Zo prefereert de helft van de provincies het gebruik van oppervlaktewater boven grondwater om de negatieve gevolgen van grondwateronttrekking (zoals verdroging en het omkeren van stroombanen) te voorkomen. In de provincies Groningen [11], Friesland [28], Drenthe [13], Flevoland [14], Overijssel [29], Utrecht [18] en Zuid-Holland [30] geldt dat de noodzaak van het gebruik van grondwater moet worden aangetoond of dat grondwater alleen kan worden gebruikt als onvoldoende oppervlaktewater aanwezig is.

Meer dan de helft van de provincies kan een verbod op grondwateronttrekking instellen als onttrekkingen de bij het grondwaterbeheer betrokken belangen (dreigen) te schaden, of bij bijzondere omstandigheden zoals (extreme) droogte. Dit betreft de provincies Friesland [12], Drenthe [13], Flevoland [14], Overijssel [15], Utrecht [18], Noord-Holland [31], en Zuid-Holland [20]. Een dergelijk verbod kan van kracht zijn voor bepaalde soorten onttrekkingen en gebieden.

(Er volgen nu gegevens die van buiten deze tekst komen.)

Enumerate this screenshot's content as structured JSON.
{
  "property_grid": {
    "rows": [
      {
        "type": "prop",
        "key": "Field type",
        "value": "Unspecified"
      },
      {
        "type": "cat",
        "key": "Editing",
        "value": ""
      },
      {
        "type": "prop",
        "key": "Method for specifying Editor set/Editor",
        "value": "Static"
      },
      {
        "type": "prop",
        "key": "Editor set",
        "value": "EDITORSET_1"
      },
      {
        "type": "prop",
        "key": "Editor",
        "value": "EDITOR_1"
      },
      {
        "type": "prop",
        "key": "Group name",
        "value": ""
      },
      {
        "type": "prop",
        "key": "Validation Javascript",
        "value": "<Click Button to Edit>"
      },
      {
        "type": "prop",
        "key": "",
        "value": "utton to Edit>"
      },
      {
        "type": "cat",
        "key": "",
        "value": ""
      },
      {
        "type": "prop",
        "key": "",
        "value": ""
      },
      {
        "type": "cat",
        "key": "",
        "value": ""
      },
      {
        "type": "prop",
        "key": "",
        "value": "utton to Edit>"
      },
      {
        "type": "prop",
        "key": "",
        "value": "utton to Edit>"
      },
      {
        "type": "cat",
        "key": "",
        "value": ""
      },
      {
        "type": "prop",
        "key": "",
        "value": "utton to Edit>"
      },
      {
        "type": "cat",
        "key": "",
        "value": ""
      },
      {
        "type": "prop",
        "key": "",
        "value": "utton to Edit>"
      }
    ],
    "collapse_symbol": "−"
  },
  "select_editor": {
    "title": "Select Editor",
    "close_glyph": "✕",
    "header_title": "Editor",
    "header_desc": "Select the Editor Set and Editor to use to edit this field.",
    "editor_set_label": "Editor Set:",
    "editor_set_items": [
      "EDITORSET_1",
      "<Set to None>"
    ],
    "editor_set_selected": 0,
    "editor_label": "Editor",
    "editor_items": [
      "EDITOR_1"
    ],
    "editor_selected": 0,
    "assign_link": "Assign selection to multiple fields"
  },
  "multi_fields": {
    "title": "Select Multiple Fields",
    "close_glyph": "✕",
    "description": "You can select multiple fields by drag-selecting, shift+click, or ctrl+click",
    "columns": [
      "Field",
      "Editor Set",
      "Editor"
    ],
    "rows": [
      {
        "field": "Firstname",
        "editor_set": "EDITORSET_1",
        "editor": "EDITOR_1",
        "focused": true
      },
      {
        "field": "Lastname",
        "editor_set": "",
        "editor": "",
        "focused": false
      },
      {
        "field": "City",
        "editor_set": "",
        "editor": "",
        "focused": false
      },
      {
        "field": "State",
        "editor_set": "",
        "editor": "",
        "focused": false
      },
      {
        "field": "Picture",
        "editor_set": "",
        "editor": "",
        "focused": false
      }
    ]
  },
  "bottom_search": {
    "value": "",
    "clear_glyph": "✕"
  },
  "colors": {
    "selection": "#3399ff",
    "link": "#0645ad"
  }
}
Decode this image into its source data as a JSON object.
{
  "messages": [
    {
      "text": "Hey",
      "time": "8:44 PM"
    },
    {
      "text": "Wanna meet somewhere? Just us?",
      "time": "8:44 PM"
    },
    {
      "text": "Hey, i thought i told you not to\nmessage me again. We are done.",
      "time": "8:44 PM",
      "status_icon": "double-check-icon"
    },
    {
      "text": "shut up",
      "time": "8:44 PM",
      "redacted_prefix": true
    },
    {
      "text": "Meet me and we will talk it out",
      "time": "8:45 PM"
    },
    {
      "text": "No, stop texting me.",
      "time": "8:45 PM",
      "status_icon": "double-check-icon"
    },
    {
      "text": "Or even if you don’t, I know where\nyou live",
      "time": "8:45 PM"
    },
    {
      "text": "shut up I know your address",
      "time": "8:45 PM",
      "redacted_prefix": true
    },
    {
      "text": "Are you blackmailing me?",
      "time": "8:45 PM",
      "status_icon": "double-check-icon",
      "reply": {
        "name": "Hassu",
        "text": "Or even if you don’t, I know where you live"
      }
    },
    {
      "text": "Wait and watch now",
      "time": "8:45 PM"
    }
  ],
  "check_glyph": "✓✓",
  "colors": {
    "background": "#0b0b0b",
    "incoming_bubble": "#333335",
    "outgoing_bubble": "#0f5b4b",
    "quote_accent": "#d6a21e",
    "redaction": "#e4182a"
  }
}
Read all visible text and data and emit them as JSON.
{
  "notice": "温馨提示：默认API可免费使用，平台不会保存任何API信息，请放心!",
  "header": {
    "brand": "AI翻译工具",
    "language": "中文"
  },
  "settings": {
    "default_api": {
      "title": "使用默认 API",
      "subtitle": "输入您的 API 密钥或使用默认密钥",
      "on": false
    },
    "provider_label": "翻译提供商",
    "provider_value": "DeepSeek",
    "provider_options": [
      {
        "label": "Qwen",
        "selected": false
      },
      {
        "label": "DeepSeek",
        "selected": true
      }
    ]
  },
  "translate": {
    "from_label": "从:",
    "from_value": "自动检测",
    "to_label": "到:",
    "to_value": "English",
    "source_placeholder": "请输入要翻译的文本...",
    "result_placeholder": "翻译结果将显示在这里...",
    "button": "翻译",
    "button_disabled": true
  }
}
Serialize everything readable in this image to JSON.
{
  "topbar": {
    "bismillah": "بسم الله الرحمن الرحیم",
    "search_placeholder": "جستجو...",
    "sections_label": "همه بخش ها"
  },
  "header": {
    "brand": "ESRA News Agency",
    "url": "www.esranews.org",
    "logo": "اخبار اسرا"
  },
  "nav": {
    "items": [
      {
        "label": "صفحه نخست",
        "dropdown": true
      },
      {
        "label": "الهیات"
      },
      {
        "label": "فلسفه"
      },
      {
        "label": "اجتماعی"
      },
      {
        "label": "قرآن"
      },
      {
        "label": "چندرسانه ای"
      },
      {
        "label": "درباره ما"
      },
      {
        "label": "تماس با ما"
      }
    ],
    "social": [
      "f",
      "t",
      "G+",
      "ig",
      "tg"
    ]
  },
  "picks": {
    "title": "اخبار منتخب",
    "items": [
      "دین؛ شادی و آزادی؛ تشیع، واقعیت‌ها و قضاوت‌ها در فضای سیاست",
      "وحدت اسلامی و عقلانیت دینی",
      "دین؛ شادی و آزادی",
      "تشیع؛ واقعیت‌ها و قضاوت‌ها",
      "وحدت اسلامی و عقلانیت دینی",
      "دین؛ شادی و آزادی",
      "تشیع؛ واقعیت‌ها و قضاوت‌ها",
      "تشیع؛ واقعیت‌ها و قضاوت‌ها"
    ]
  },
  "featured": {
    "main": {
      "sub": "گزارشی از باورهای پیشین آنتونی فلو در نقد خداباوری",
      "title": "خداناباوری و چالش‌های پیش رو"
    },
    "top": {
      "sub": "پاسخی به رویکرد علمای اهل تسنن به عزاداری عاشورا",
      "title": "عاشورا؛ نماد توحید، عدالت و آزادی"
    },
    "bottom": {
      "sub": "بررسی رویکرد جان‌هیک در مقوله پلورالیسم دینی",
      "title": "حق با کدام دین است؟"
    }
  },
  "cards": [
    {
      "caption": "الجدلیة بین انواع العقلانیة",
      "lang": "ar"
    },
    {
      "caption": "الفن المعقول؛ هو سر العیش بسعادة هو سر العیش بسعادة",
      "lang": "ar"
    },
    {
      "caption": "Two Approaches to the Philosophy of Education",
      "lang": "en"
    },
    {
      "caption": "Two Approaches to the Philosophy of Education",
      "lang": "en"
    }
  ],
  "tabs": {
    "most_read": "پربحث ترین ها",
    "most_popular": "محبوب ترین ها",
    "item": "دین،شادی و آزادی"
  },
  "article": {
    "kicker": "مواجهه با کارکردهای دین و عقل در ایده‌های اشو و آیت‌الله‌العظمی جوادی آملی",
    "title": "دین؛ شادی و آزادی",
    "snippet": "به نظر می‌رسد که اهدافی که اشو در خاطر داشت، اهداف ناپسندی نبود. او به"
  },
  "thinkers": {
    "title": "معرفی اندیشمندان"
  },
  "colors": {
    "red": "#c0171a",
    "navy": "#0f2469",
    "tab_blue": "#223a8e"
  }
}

Naast dit algehele verbod kennen twee provincies temporele beperkingen op het onttrekken van grondwater voor beregening:

(22)

 In Drenthe is grondwateronttrekking voor beregening van akkerbouw en graslanden binnen bijzondere functiegebieden (ongeveer eenderde van de provincie, Bijlage 5) nooit toegestaan. Buiten deze gebieden is onttrekking toegestaan van 15 juni t/m 31 augustus (akkerbouw) en van 1 juni t/m 15 augustus (grasland). Onttrekking voor beregening van hoogsalderende teelten5 (inclusief sportvelden) is te allen tijde toegestaan, behalve als hier oppervlaktewater voor gebruikt kan worden [13].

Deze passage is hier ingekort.